[estátua de sal no mar morto | autoria ignorada] 
 
 
 
 
 
 
 
 



RESUMO



O objetivo nucelar que aqui se persegue é o de fazer uma investigação a respeito do mito de Lot como um recurso de citação, por meio do qual tal mito se manifesta como metáfora de libertação da mulher. À vista disso, procuramos demonstrar como o mesmo mito pôde abarcar novos sentidos ao longo do tempo, mediante discursos e abordagens dessemelhantes. Para tanto, este texto aciona o conceito de "comentário", presente na obra de Michel Foucault; além disso, vale-se de outros teóricos e conceitos sobre os quais repousa o objeto de investigação aqui cotejado.

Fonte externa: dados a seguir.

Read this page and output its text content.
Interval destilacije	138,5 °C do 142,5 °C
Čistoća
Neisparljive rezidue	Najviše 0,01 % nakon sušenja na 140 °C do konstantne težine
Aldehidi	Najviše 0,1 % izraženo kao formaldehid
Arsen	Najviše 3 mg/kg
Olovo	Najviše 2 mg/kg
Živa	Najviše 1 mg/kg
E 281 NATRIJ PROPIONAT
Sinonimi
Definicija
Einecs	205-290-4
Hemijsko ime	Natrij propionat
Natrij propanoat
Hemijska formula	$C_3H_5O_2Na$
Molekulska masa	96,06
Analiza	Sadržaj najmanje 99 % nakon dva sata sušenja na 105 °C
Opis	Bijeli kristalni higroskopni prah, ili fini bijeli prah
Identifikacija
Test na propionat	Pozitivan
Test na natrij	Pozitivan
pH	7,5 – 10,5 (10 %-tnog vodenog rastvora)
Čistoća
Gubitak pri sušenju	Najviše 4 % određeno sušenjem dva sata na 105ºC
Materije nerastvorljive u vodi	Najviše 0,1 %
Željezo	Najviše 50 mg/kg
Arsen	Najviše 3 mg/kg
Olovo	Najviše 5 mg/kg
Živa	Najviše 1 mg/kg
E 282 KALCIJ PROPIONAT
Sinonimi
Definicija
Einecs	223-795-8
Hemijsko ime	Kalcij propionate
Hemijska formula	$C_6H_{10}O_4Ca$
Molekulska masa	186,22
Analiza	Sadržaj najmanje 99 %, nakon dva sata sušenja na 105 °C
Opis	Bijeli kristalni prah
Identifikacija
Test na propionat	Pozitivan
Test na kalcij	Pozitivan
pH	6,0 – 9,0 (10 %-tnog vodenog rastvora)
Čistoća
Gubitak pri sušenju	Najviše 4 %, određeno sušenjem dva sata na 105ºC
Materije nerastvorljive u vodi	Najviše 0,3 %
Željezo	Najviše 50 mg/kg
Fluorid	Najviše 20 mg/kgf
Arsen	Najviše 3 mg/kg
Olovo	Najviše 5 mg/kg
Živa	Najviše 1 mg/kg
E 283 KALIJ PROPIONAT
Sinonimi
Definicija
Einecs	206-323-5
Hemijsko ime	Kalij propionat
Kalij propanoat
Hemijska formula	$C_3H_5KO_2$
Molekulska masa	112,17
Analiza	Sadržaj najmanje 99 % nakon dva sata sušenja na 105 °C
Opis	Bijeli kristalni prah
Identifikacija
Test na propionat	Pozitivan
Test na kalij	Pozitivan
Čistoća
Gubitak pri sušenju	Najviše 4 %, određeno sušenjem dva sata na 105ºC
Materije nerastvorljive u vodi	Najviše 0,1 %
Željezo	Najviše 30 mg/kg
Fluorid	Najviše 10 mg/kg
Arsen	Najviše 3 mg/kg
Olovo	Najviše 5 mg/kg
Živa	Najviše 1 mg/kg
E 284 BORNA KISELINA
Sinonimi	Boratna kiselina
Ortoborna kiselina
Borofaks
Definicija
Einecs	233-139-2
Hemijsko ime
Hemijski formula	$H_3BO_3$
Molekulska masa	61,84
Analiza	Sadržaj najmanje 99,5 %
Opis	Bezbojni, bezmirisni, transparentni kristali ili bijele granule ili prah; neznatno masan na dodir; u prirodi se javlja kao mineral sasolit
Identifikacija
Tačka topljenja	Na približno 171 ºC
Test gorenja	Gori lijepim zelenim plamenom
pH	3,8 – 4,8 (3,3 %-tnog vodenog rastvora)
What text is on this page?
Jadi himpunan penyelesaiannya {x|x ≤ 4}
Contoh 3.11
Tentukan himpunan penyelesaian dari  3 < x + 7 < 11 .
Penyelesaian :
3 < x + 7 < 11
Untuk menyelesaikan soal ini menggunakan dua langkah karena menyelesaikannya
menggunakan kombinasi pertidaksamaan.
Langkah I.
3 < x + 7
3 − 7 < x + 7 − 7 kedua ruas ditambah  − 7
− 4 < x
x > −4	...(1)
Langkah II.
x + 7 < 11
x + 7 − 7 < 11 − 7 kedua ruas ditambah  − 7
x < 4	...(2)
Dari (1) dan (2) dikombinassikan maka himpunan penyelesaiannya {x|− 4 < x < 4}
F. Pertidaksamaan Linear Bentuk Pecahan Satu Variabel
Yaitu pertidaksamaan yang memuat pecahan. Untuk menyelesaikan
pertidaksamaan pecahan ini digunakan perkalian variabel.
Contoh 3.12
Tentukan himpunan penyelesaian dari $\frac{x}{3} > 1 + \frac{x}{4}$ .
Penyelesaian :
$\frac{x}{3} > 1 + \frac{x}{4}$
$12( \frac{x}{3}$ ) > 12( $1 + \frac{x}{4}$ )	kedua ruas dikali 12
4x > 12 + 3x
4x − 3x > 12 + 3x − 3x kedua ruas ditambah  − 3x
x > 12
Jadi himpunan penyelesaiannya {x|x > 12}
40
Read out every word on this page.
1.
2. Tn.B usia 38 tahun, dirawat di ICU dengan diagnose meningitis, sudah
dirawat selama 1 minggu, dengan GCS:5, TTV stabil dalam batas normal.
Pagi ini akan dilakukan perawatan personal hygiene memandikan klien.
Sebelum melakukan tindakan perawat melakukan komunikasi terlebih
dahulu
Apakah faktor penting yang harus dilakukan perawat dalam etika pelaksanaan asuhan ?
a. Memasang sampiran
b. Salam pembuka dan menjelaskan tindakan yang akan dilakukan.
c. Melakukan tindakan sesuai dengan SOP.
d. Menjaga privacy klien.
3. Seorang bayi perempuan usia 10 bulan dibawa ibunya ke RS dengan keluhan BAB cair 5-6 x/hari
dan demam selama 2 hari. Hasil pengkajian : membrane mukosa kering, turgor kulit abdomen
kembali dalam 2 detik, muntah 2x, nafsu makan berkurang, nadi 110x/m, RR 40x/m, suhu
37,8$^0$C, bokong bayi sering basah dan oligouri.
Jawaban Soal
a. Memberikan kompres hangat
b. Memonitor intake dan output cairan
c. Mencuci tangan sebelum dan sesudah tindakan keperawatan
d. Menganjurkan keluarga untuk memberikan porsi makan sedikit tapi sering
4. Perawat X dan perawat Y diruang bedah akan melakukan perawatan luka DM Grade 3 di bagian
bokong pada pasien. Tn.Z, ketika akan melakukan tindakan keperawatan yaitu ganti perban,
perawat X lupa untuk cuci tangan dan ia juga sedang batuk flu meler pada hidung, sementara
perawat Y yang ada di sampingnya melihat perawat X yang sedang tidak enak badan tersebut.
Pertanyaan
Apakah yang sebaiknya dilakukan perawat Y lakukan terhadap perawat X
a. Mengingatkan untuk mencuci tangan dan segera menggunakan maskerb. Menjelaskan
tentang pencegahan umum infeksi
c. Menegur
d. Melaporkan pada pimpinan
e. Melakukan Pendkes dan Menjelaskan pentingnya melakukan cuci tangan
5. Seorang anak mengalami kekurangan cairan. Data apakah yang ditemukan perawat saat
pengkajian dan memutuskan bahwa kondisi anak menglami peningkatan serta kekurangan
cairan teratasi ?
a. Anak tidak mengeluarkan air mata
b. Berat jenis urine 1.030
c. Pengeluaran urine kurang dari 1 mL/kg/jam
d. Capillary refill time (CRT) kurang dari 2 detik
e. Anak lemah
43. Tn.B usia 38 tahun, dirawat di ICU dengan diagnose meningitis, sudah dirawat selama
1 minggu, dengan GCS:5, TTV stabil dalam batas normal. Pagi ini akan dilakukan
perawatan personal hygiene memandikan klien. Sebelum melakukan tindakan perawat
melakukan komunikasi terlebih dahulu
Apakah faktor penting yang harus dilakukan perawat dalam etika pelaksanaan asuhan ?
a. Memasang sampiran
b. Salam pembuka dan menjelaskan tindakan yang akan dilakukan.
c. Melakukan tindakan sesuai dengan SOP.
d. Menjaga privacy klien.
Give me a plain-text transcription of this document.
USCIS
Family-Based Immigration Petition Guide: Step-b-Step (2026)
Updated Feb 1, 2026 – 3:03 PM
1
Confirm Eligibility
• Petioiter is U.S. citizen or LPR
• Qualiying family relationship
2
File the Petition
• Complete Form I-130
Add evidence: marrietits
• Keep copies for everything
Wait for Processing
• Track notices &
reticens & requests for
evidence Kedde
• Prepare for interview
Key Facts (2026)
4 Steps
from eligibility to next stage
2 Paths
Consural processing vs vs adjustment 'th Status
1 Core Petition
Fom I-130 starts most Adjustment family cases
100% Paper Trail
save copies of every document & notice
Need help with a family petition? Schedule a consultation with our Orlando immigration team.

Palavras-chave: Mito de Lot. Citação. Commentaire Foucaultiano. Poesia. Feminismo.



A NAME FOR HER: the myth of Lot in modern poetry 


ABSTRACT



This paper aims to investigate the myth of Lot as a quotation resource, through which such myth manifests itself as a metaphor of women's liberation. In view of this, we seek to demonstrate how the same myth has been able to comprehend new meanings throughout time, by means of dissimilar speeches and approaches. For this, this paper brings up the concept of "commentary" that exists in Michel Foucault's work; furthermore, it makes use of other authors and concepts upon which lies the object of investigation that is approached here.


Keywords: Myth of Lot; Quotation; Foucault's commentaire; Poetry; Feminism.




INTRODUÇÃO



Neste texto, nosso propósito principal é investigar cinco poemas que citam o mito da mulher de Lot. Interessa-nos, também, observar como tal mito é relido por cinco poetas modernas, em  pelo menos três momentos históricos distintos. Com isso, observamos até que ponto se pode dizer que a releitura do mito da mulher de Lot pode ser considerada feminista. Antes de qualquer coisa, é preciso levar em conta os seguintes pontos: a) uma mulher sem nome, "mulher de Lot"; b) a noção de citação e a possibilidade de se entender a citação como algo para além do intertexto e sim do interdiscurso, tendo como ponto de partida Marjorie Perloff1 e, a partir da autora, outros teóricos que se debruçaram sobre a questão; c) uma investigação possível de acordo com o pensamento feminista. Para esses fins, escolhemos cinco autoras que lidaram com o tema "a mulher de Lot", em diferentes línguas e momentos: Anna Akhmátova (Rússia, começo do século XX: "Лотова жена"), Wisława Szymborska (Polônia, meados do século XX: "Żona Lota"), Dana Litlepage Smith (EUA, atualidade: "Lot's wife"), Anne Simpson (EUA, atualidade: "Lot's wife") e Assionara Souza (Brasil, atualidade: "A mulher de Lot").



1 ADO OU ESTER



Pela datação dos textos da Torá, primeiramente escritos em aramaico e depois em hebraico, pode-se datar com certa precisão quando o mito de Lot ocorre na escrita. Não se pode afirmar, porém, desde quando ele surge na oralidade, tampouco se ele é "nascido" no seio do povo hebreu. A questão não é pacificada e ora tende mais a uma investigação da Linguística Histórica, ora da própria História, ora ainda da marcação da tradição oral e escrita do povo judeu (BACON, 2003, p.16).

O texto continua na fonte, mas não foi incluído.